Shuling Wong and Daisy Sanders image by Nik Babic

INTERVIEW: Daisy Sanders and Jo Pollitt | Status Room at The Blue Room

Status Room Reh 2-359-Edit
Jo Pollitt, Shuling Wong, Daisy Sanders image by Nik Babic

There’s always room at The Blue Room for dance theatre; dancers who are hungry for more than just being seen in the dance community have a way to crossover to a wider audience by getting their work into a Blue Room season. But this crossover benefits more than just the dancers; when theatre and dance come together, the two can create a hybrid product such as we’ve seen in Ian Sinclair’s The Little Mermaid, Perth Theatre Company’s Wish or Barking Gecko’s 1507. And for audiences, exposure to dance theatre through a Blue Room show might also pull theatregoers into the dance community, which can only be a good thing for a healthy, diverse arts sector. 

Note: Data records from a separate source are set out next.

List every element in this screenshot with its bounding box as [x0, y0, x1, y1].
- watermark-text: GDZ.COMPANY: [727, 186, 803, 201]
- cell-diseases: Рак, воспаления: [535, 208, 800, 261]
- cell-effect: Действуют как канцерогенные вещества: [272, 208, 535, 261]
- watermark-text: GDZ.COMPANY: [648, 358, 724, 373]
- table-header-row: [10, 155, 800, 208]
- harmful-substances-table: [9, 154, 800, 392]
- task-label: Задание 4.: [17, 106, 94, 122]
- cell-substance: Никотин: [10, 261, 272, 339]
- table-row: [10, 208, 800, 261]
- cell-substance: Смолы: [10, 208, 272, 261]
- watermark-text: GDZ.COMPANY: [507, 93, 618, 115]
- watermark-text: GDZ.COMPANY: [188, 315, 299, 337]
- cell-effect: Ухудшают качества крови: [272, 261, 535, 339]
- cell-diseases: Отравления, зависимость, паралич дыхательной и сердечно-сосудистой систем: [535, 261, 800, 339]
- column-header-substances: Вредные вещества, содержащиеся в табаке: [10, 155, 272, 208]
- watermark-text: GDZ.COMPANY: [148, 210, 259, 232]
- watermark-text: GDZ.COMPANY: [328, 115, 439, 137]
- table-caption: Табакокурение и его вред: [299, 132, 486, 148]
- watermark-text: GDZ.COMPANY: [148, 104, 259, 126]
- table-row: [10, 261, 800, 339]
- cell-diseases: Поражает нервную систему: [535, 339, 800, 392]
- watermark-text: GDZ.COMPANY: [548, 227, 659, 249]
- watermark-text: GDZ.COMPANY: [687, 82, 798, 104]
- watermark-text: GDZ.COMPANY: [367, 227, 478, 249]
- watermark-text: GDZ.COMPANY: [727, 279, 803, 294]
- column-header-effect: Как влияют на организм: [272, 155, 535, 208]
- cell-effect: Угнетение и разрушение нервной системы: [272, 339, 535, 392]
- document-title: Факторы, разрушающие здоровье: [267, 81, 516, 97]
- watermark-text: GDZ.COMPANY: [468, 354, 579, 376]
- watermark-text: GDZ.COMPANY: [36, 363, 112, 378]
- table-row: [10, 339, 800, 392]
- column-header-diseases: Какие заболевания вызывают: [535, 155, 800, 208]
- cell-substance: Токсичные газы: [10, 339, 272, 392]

Soon to open at The Blue Room is one such dance theatre piece called Status Room, directed by Jo Pollitt and devised by Daisy Sanders and Shuling Wong. Pollitt is a noted Perth-based ‘slashie’; she’s a dancer/choreographer/writer/lecturer who taught and mentored Sanders and Shuling at WAAPA. Sanders and Shuling formed a working bond while students together, and have been collaborating for months on the piece through not just getting together in the rehearsal room, but through intense social media experiments and near 24/7 exchange of ideas.

Sanders was part of a two week intensive reworking of Pollitt’s piece Beast at WAAPA, and became fascinated with the different kinds of physicality and awareness that the work presented. She began exploring, and through discussions with Pollitt, realised that her discoveries needed a performance-based outcome. Sanders spoke with independent theatre artist Joe Lui, who encouraged her to approach The Blue Room, as they are always on the lookout for dance works. She contacted Blue Room producer Susannah Day to discuss the concept (as you do, if you want to submit an application for inclusion in one of their seasons), and began to put her ideas to paper for the application. She remarks that the application process helped to solidify and crystallise her concept and says, “if I hadn’t had to do that application, it wouldn’t have grown so much thematically.”

She soon realised, after speaking with Day about The Blue Room’s requirements that she would need a producer on board to handle all the administrative work that goes along with producing a season. She and Pollitt both agree that they quite enjoy the administrative aspect of putting on work, and that it can be hard for creative artists to give up control of certain aspects of their projects. Pollitt says of ‘artists-slash-control freaks’, it can be hard to hand over responsibilities because, “you’re so invested in the work, and you’re giving aspects of it over to people who might not be as invested.” So Sanders reconsidered her initial desire to produce, choreograph and perform in the piece and brought Jenna Mathie on board as producer.

She didn’t set out to make the work about social media, but eventually Sanders’s concept began to grow into an exploration of social media sharing because as she puts it, “it just came in” because it’s such a major part of our experience now. She and Wong realised they had very different opinions about sharing their lives online, so they then began an experiment with their social media identities. They decided that for an entire month, they would swap social media habits; Wong, a constant status updater and sharer, would give up her impulse to report her every move online  and would instead adopt the infrequent, ambiguous, poetic style of Sanders, who tends to post about artistic or personal revelations. This became a way for them to understand how what they share through social media affects their identities and self-awareness, and though the experiment was a huge eye-opener for them both, they ended up being completely frustrated by having to maintain the other’s persona.

As to how this experiment translates into the work that we’ll see on stage, Pollitt says, “there is a difference in physicality between the two dancers that we’ve heightened deliberately,” so that Wong’s movement is light, and “she’s always at the ready,” whereas with Sanders, “the movement tends to be deeper and lower.” The piece is also conversational, with dialogue that has grown naturally out of the devising process. Pollitt says that traditionally, “there’s a kind of rolling of eyes when dancers try to speak on stage,” but with Status Room, it’s very much a part of the process and is about Wong and Sanders having this conversation with each other through both movement and text.

Status Room opens October 14 and runs through November 1 at The Blue Room.